# Research: Backup Scheduler & Unified Task UI

## Decisions

### 1. Scheduler Implementation
- **Decision**: Use `APScheduler` (Advanced Python Scheduler) with `BackgroundScheduler`.
- **Rationale**: `APScheduler` is the industry standard for Python scheduling. It supports Cron-style scheduling (required by FR-001), runs in the background (FR-003), and handles thread management. It integrates well with FastAPI lifecycles.
- **Alternatives Considered**: 
    - `cron` (system level): Harder to manage from within the app, requires OS access.
    - `schedule` library: Simpler but lacks advanced Cron features and persistence robustness.
    - Custom thread loop: Error-prone and reinvents the wheel.

### 2. Task History Database
- **Decision**: SQLite (`tasks.db`) accessed via `SQLAlchemy` (AsyncIO).
- **Rationale**: The spec explicitly requests `tasks.db` (FR-009). SQLAlchemy provides a robust ORM for the `Task` entity. Using AsyncIO ensures non-blocking database operations within the FastAPI event loop, even if the actual backup tasks run in threads.
- **Alternatives Considered**: 
    - `JSON` files: Poor performance for filtering/sorting logs (FR-006).
    - `PostgreSQL`: Overkill for a local tool configuration.

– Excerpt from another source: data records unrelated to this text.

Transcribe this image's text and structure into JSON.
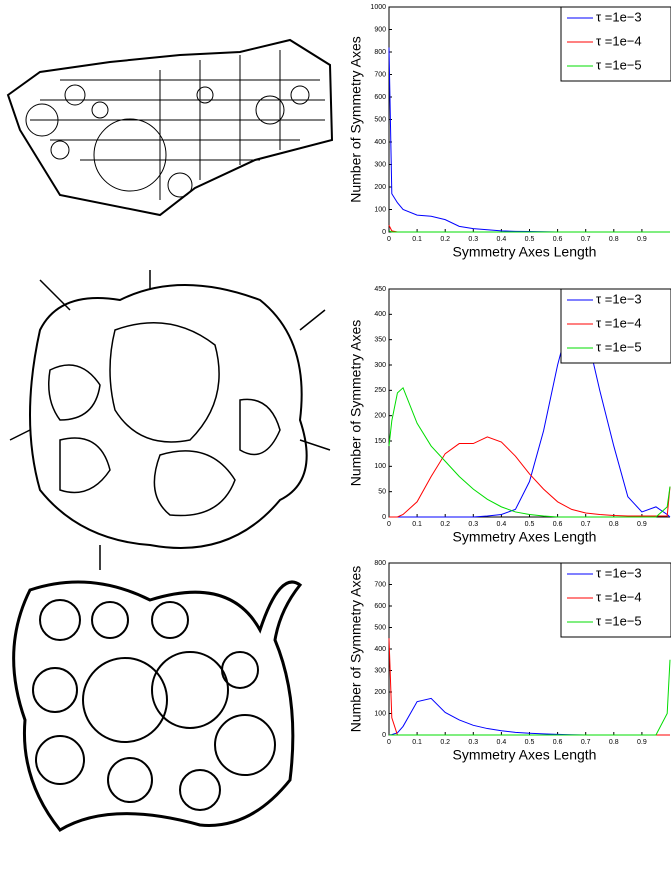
{
  "chart_data": [
    {
      "type": "line",
      "xlabel": "Symmetry Axes Length",
      "ylabel": "Number of Symmetry Axes",
      "x": [
        0,
        0.01,
        0.03,
        0.05,
        0.1,
        0.15,
        0.2,
        0.25,
        0.3,
        0.35,
        0.4,
        0.45,
        0.5,
        0.55,
        0.6,
        0.65,
        0.7,
        0.75,
        0.8,
        0.85,
        0.9,
        0.95,
        0.99,
        1
      ],
      "series": [
        {
          "name": "τ =1e−3",
          "color": "#0000ff",
          "values": [
            820,
            170,
            130,
            100,
            75,
            70,
            55,
            25,
            15,
            10,
            5,
            3,
            2,
            1,
            0,
            0,
            0,
            0,
            0,
            0,
            0,
            0,
            0,
            0
          ]
        },
        {
          "name": "τ =1e−4",
          "color": "#ff0000",
          "values": [
            30,
            5,
            0,
            0,
            0,
            0,
            0,
            0,
            0,
            0,
            0,
            0,
            0,
            0,
            0,
            0,
            0,
            0,
            0,
            0,
            0,
            0,
            0,
            0
          ]
        },
        {
          "name": "τ =1e−5",
          "color": "#00dd00",
          "values": [
            5,
            0,
            0,
            0,
            0,
            0,
            0,
            0,
            0,
            0,
            0,
            0,
            0,
            0,
            0,
            0,
            0,
            0,
            0,
            0,
            0,
            0,
            0,
            0
          ]
        }
      ],
      "xlim": [
        0,
        1
      ],
      "xticks": [
        0,
        0.1,
        0.2,
        0.3,
        0.4,
        0.5,
        0.6,
        0.7,
        0.8,
        0.9
      ],
      "ylim": [
        0,
        1000
      ],
      "yticks": [
        0,
        100,
        200,
        300,
        400,
        500,
        600,
        700,
        800,
        900,
        1000
      ],
      "legend": "upper right"
    },
    {
      "type": "line",
      "xlabel": "Symmetry Axes Length",
      "ylabel": "Number of Symmetry Axes",
      "x": [
        0,
        0.01,
        0.03,
        0.05,
        0.1,
        0.15,
        0.2,
        0.25,
        0.3,
        0.35,
        0.4,
        0.45,
        0.5,
        0.55,
        0.6,
        0.65,
        0.7,
        0.75,
        0.8,
        0.85,
        0.9,
        0.95,
        0.99,
        1
      ],
      "series": [
        {
          "name": "τ =1e−3",
          "color": "#0000ff",
          "values": [
            0,
            0,
            0,
            0,
            0,
            0,
            0,
            0,
            0,
            2,
            5,
            15,
            70,
            170,
            300,
            405,
            370,
            250,
            140,
            40,
            10,
            20,
            5,
            0
          ]
        },
        {
          "name": "τ =1e−4",
          "color": "#ff0000",
          "values": [
            0,
            0,
            0,
            5,
            30,
            80,
            125,
            145,
            145,
            158,
            148,
            120,
            85,
            55,
            30,
            15,
            8,
            5,
            3,
            2,
            2,
            2,
            2,
            60
          ]
        },
        {
          "name": "τ =1e−5",
          "color": "#00dd00",
          "values": [
            140,
            190,
            245,
            255,
            185,
            140,
            110,
            80,
            55,
            35,
            20,
            10,
            5,
            2,
            0,
            0,
            0,
            0,
            0,
            0,
            0,
            0,
            20,
            60
          ]
        }
      ],
      "xlim": [
        0,
        1
      ],
      "xticks": [
        0,
        0.1,
        0.2,
        0.3,
        0.4,
        0.5,
        0.6,
        0.7,
        0.8,
        0.9
      ],
      "ylim": [
        0,
        450
      ],
      "yticks": [
        0,
        50,
        100,
        150,
        200,
        250,
        300,
        350,
        400,
        450
      ],
      "legend": "upper right"
    },
    {
      "type": "line",
      "xlabel": "Symmetry Axes Length",
      "ylabel": "Number of Symmetry Axes",
      "x": [
        0,
        0.01,
        0.03,
        0.05,
        0.1,
        0.15,
        0.2,
        0.25,
        0.3,
        0.35,
        0.4,
        0.45,
        0.5,
        0.55,
        0.6,
        0.65,
        0.7,
        0.75,
        0.8,
        0.85,
        0.9,
        0.95,
        0.99,
        1
      ],
      "series": [
        {
          "name": "τ =1e−3",
          "color": "#0000ff",
          "values": [
            0,
            2,
            10,
            40,
            155,
            170,
            105,
            70,
            45,
            30,
            20,
            12,
            8,
            5,
            3,
            1,
            0,
            0,
            0,
            0,
            0,
            0,
            0,
            0
          ]
        },
        {
          "name": "τ =1e−4",
          "color": "#ff0000",
          "values": [
            450,
            80,
            0,
            0,
            0,
            0,
            0,
            0,
            0,
            0,
            0,
            0,
            0,
            0,
            0,
            0,
            0,
            0,
            0,
            0,
            0,
            0,
            0,
            0
          ]
        },
        {
          "name": "τ =1e−5",
          "color": "#00dd00",
          "values": [
            0,
            0,
            0,
            0,
            0,
            0,
            0,
            0,
            0,
            0,
            0,
            0,
            0,
            0,
            0,
            0,
            0,
            0,
            0,
            0,
            0,
            0,
            100,
            350
          ]
        }
      ],
      "xlim": [
        0,
        1
      ],
      "xticks": [
        0,
        0.1,
        0.2,
        0.3,
        0.4,
        0.5,
        0.6,
        0.7,
        0.8,
        0.9
      ],
      "ylim": [
        0,
        800
      ],
      "yticks": [
        0,
        100,
        200,
        300,
        400,
        500,
        600,
        700,
        800
      ],
      "legend": "upper right"
    }
  ]
}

### 3. Concurrency Handling
- **Decision**: Skip scheduled backups if a backup is already running for the *same* environment. Allow concurrent backups for *different* environments.
- **Rationale**: Prevents resource contention and potential corruption of the same target.
- **Implementation**: The `SchedulerService` will check `TaskManager` for active jobs with the same `environment_id` before triggering.

### 4. Frontend Polling vs WebSockets
- **Decision**: Polling (every 2-5 seconds) for the "Tasks" tab.
- **Rationale**: Simpler to implement than WebSockets for this scale. The requirement is "near real-time" (SC-002: latency < 5s), which polling satisfies easily.
- **Alternatives Considered**: 
    - WebSockets: Better real-time, but higher complexity for connection management and state.